March 19, 2007 in General, News

A different kind of pre-nuptial agreementThe early stage of a marriage can be fraught with difficulties. Perhaps, David Gaffney suggests, a pre-nuptial agreement to keep commitments under review and to be open to counselling might help.


The term “pre-nuptial agreement” is heard more often, as couples today – particularly celebrities – break up with bitterness, and with recourse to lawyers. Then we hear warnings that all the terms of any marital arrangement should have been copper-fastened at the beginning.

But the idea of “pre-nuptial agreement” should not inevitably conjure up formal ‘heads of agreement’ and sealed contract-documents. For, already in the normal course, the ‘communication’ module at a pre-marriage programme aims to elicit discussion within the couple – and agreement – about practical issues such as: whose income will pay for which regular expense? (etc., etc.). So I’ve often begun to wonder if such informal contract-planks of a future share-out of responsibilities couldn’t become the subject of periodic review over the first few years of a marriage – review even by some third party: such as a counsellor from the pre-marriage course.

After all, people are now turning to a ‘life coach’ at a critical juncture in careers, facing retirement, etc. Surely the beginning of a marriage could also benefit from this kind of outside perspective? And how better to supply such perspective than by ongoing reference to the course plotted and the issues agreed by the couple at the outset?

I wrote already about the emotional turn-around that happens when each partner stops thinking about what she or he can get out of the relationship, and starts thinking about what he or she can put into it.

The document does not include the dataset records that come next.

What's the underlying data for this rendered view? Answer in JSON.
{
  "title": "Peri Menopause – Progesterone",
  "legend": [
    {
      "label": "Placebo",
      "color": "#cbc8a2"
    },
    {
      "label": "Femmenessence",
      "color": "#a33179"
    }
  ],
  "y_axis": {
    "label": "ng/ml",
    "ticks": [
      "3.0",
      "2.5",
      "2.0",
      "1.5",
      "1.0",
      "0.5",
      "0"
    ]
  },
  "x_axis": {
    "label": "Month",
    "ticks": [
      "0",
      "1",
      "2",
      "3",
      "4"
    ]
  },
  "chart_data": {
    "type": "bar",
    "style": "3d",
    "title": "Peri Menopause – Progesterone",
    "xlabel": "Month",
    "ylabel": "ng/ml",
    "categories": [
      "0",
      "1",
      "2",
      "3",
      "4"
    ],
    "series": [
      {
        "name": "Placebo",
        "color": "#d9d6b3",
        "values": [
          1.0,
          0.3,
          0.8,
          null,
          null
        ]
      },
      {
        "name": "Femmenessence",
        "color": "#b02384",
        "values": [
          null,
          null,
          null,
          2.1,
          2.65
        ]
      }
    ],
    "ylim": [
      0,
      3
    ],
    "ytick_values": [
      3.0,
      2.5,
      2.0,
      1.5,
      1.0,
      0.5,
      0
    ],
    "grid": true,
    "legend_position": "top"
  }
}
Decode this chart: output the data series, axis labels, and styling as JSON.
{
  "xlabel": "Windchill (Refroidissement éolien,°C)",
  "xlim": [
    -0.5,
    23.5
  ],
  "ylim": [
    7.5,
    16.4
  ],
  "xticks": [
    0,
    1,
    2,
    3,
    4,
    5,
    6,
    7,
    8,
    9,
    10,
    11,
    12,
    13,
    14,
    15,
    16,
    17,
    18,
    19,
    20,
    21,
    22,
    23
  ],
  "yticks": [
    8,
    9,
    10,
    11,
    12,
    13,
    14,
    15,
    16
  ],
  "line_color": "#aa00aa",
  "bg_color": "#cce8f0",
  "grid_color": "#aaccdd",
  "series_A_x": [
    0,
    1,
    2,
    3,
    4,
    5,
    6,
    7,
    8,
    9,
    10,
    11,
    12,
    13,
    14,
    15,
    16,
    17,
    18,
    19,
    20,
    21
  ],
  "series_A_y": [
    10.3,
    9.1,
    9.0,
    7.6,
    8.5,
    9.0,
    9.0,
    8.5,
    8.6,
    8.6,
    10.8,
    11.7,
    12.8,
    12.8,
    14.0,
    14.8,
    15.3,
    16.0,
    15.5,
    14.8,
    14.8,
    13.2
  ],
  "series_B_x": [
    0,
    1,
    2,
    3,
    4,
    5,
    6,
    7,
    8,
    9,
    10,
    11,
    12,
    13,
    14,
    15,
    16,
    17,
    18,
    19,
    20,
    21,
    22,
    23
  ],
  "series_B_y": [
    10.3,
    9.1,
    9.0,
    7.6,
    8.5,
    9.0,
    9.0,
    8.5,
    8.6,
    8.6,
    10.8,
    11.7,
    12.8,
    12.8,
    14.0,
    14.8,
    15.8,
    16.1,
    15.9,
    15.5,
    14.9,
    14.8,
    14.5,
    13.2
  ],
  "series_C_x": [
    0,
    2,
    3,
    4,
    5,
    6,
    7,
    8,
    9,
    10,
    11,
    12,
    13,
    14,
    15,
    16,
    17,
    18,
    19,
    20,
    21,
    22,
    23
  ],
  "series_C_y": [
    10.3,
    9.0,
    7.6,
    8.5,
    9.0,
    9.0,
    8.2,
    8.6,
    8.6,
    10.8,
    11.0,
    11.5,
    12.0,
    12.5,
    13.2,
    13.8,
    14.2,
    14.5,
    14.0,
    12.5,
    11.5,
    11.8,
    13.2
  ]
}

And I believe that in a relationship most couples are aware (however unconsciously) that they must just “stick with it” until such a maturing turn-around happens. Many will rely on a sense of being held firmly together by some containment-frame, until the new maturity kicks in. “Commitment” (understood in different ways) is the term most often used to cover this willingness to “fly blind” for a period; to “give the relationship a chance”; to submerge inessential differences so that, out of the two personalities, there will be born a relationship with a life of its own.

Interesting in this regard are two discoveries about the first five years of a relationship. Discovery No.1 is that most break-ups occur during this time. Discovery No.2 is the number of couples making an admission like the following: “During the difficulties of those years, we would have broken up if we had not felt a sense of commitment obliging us to keep struggling. But we did manage to struggle through. And now we’re so glad. To have broken up would have been a tragedy”.

Once again, behind this sentiment is the idea of a sort of holding-framework or containment-mould into which the different elements could be poured, until the relationship settled and “set”. And don’t we find, right here, the perfect insertion point for the informal pre-nuptial agreement (and periodic review)? This would be just the process to supply a framework holding the couple together long enough to give their love a breathing space – the breathing space needed for the relationship to reach full growth.